Deux siècles après la faveur islamique dans l’empire du Mali, les régions du Haut-Niger (actuel Mali) qui ont abrité les capitales de l’empire du Mali, ne gardaient qu’un faible héritage de l’islam. Ainsi, dans cette même région du Soudan où l’islam s’est auparavant paisiblement installé, commencera vers 1850 une réislamisation, par le biais du djihad islamique. Un djihad par ailleurs entrepris par des meneurs de l’islam soufi, contre les populations retournées à leurs fétiches. Si en 2012, au Mali, les symboles de l’islam soufi ont été attaqués par des éléments salafistes, opérant sous le terme de djihad, et voulant imposer une orthodoxie musulmane, cela n’a toujours pas été le cas. Les premiers djihads entrepris sur le territoire du Mali ont été conduits par des mouvements soufis qui, pourtant, poursuivaient le même objectif. On peut se questionner sur les véritables objectifs de ces guerre saintes, quand on sait que le soufisme, censé représenté la vision hérétique (qui s’oppose à l’orthodoxie) de l’islam, se chargeait au contraire d’instaurer, par les armes, une orthodoxie musulmane. Nous pouvons également appliquer ce même questionnement à l’occupation du Nord-Mali par des groupes salafistes, en 2012, quant aux véritables buts recherchés. Dans les deux cas, le djihad, la guerre au nom de l’islam, semble avoir simplement servi d’alibi dans la poursuite d’objectifs inavoués.

Le djihad considéré comme un moyen de libérer un peuple d’un joug païen ou prétendu tel, pour lui donner la possibilité de vivre pleinement l’islam, allait servir de principe d’annexion et d’unification d’un ensemble de peuples hétérogènes par une islamisation forcée. A la longue période de propagation pacifique de l’islam dans le Soudan Occidental, s’ensuit à partir de la seconde moitié du XIXe siècle, c’est-à-dire un peu avant la conquête coloniale française, une série de djihads islamiques. Ces différentes conquêtes armées ont, par la suite, permis l’édification d’États théocratiques.

Le marabout Sékou Amadou Barry a ainsi fondé (entre 1818 et 1862) le royaume théocratique de la Dina (royaume du Macina), qui s’étendit de Ségou à Tombouctou. A partir de 1850, le guerrier et marabout peul, El Hadj Omar Tall, dont nous étudions le cas dans la suite de notre travail, à travers la guerre sainte, s’est emparé de la plupart des royaumes mandingues qui prospéraient dans les régions méridionales du Mali actuel. Entre 1868 – année où il prit le titre d’Almamy, ou commandeur des croyants – et 1880, Samory Touré édifia le vaste royaume du Wassoulou, qui s’étendit sur toute la partie méridionale du Mali actuel.
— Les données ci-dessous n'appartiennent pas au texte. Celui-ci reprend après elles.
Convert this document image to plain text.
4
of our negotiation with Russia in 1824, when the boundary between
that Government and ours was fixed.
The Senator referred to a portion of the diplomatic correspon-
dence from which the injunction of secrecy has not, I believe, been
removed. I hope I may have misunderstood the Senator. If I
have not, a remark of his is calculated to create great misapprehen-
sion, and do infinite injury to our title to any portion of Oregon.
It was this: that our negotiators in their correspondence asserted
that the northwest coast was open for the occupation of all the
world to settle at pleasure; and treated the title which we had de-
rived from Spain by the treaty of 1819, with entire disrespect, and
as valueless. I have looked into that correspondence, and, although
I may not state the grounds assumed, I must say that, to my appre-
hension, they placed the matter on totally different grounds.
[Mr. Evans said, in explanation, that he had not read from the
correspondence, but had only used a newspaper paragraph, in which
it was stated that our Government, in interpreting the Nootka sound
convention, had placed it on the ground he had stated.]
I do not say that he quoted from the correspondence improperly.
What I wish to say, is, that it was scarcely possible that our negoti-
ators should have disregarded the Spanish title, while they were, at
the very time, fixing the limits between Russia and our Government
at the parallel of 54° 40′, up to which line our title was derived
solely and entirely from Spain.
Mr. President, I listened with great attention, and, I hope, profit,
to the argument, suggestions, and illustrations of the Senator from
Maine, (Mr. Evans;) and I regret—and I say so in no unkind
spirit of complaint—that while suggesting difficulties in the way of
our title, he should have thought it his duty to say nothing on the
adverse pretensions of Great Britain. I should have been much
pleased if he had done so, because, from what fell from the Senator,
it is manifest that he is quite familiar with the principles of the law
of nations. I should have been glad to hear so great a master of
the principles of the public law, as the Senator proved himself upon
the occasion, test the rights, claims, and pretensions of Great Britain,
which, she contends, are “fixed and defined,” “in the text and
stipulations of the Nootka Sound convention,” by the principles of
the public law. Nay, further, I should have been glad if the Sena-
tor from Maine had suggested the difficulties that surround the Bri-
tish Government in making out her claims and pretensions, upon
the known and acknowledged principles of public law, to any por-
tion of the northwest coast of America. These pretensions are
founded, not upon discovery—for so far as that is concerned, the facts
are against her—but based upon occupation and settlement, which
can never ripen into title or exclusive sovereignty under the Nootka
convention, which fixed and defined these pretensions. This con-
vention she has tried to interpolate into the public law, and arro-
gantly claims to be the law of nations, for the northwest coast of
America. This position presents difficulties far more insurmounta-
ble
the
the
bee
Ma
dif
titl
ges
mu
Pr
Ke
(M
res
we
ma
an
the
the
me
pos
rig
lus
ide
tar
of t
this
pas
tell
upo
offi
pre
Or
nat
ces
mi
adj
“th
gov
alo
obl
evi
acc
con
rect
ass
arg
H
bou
A l’instar des mouvements wahhabites qui ont engagé une lutte farouche contre leurs coreligionnaires d’obédience soufie, après s’être installés au Mali en 1953 (nous en parlons dans le chapitre suivant), les réformateurs précités « commencèrent par prêcher contre le syncrétisme religieux, et contre les actes d’oppression et la corruption des dirigeants, leurs abus de pouvoir, leur matérialisme et les impôts dont ils écrasaient leurs sujets. Face à cette subversion qui menaçait de ruiner leur autorité, les autorités réagirent en tentant d’étouffer la révolution dans l’œuf, mais les réformateurs considérèrent ces tentatives comme des actes d’impiété et déclarèrent que les territoires des souverains devenaient ‘’pays de guerre’’ qu’il fallait conquérir et annexer à la communauté musulmane » (J. F. Ade Ajayi, 1997). Les

djihads visaient à apporter des modèles nouveaux et plus rigoureux d’identité musulmane.

« En termes islamiques, la nouveauté de tels mouvements réside moins dans la doctrine elle-même que dans l’idée, répétée avec insistance, que les règles religieuses anciennes doivent être observées avec davantage de rigueur que par le passé » (Donald Cruise O’Brien, 1981).